A few companions stood behind him. They were all dressed in civilian clothes.

The doctor nudged the tissues toward her again, his gaze falling on the bloodstained mechanical arm. He didn't say anything, but the look in his eyes was easy to read.

They said: Whatever this creature bleeds, it probably isn't clean. Better wipe it off.

Pei Ran accepted the tissues and casually wiped her fingers. She also cleaned the blood splattered on the front of her coat.

The doctor's wristband vibrated. A small virtual window popped up in the air before him, displaying a newly received image—a thumbnail.

Pei Ran's eyes were sharp; she caught a glimpse. The sender's avatar was a man with curly black hair. The picture was a rough sketch of a street map. Judging by the layout, it was a nearby area. A red dot marked a particular street corner.

The doctor turned, looked in that direction, nodded briefly to Pei Ran, and quickly jogged away.

The gate had gone still again. Others in the crowd were starting to cautiously test it now. With so many people around—and someone in their midst capable of using mind control—it was definitely not the time to grab that green light.

Pei Ran turned back, picked up her large bag and the metal sphere.

The fusion gate was dead. Time to find Nightsea Station No. 7.

Pei Ran stepped through the gate and entered the tunnel leading to the underground transit hub.

"No green light followed me, right?" she asked.

W's eyes shifted slightly. "No."

The tunnel had probably been built decades ago. It looked like an old metro station. The main power was out, but emergency backup lighting was still on. A small lamp glowed every few meters. Not bright, but not pitch dark either.

The tunnel sloped gently downward with an escalator that had long since stopped working. Pei Ran walked down the unmoving steps.

W suddenly said, "Yulianka."

Pei Ran blinked. "What?"

"That man who smiled at you just now," W explained. "I scanned his eyes and found his citizen record. His name is Yulianka."

Pei Ran replied, "He had a mask on. Covered half his face. I didn't even notice if he smiled."

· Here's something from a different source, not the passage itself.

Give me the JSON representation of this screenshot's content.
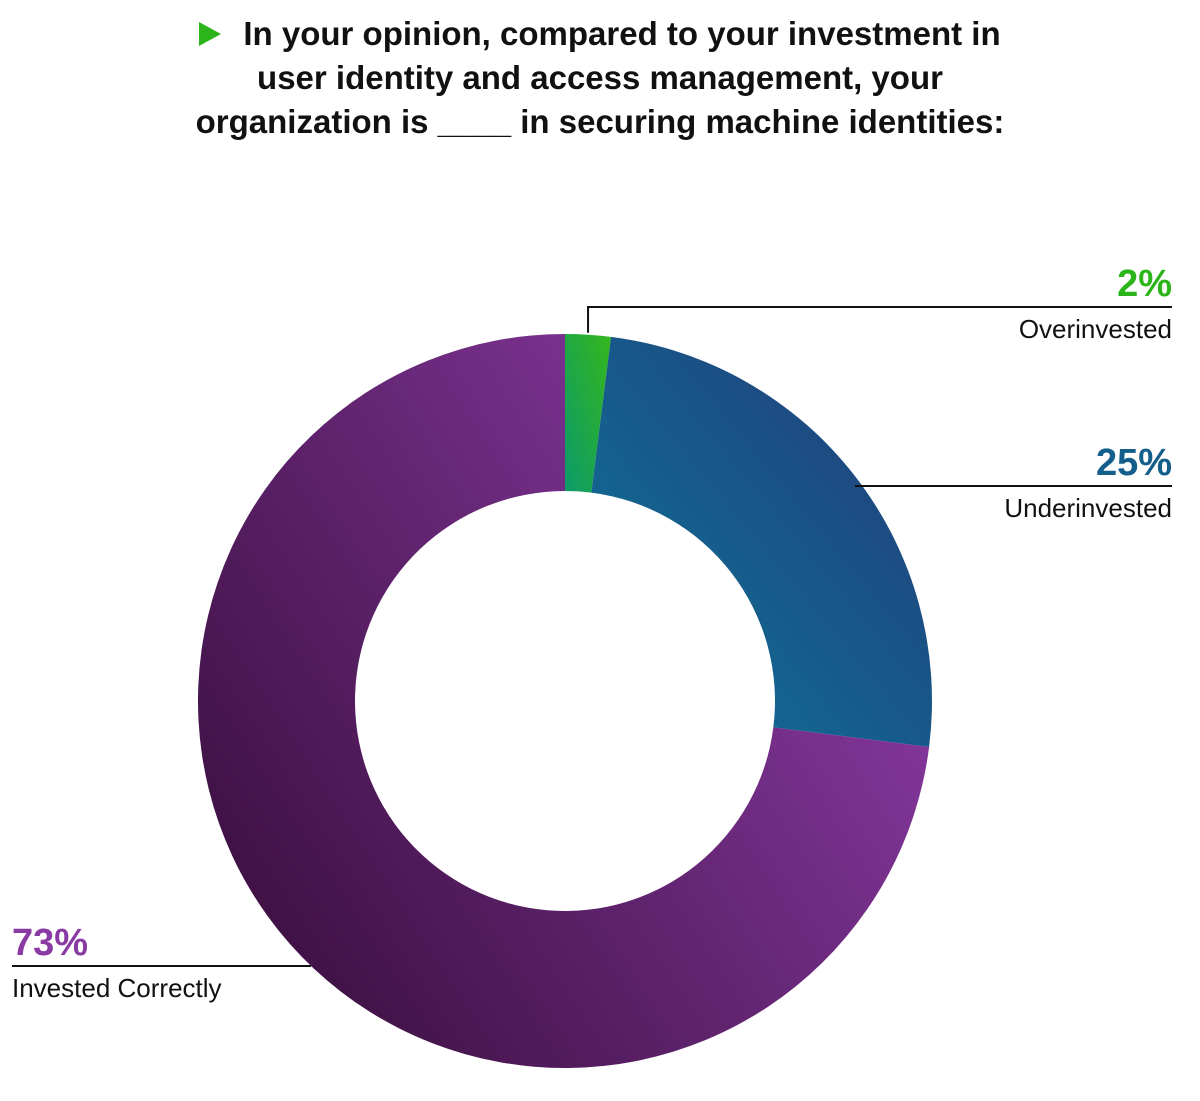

"I did," W insisted. "Based on the shape of his eyes, the creases at the corners, and the subtle changes in the mask's fabric, I was able to infer the movements of the muscles beneath. He smiled."

Pei Ran: "Oh."

Pei Ran: "Is that… important?"

W didn't answer the question directly. Instead, he continued: "Yulianka. Twenty-eight years old. An unsuccessful veterinarian here in Nightsea."

So he wasn't a doctor for people—he was a vet.

Pei Ran: "…"

Pei Ran: "Unsuccessful? Why do you have to judge the guy like that?"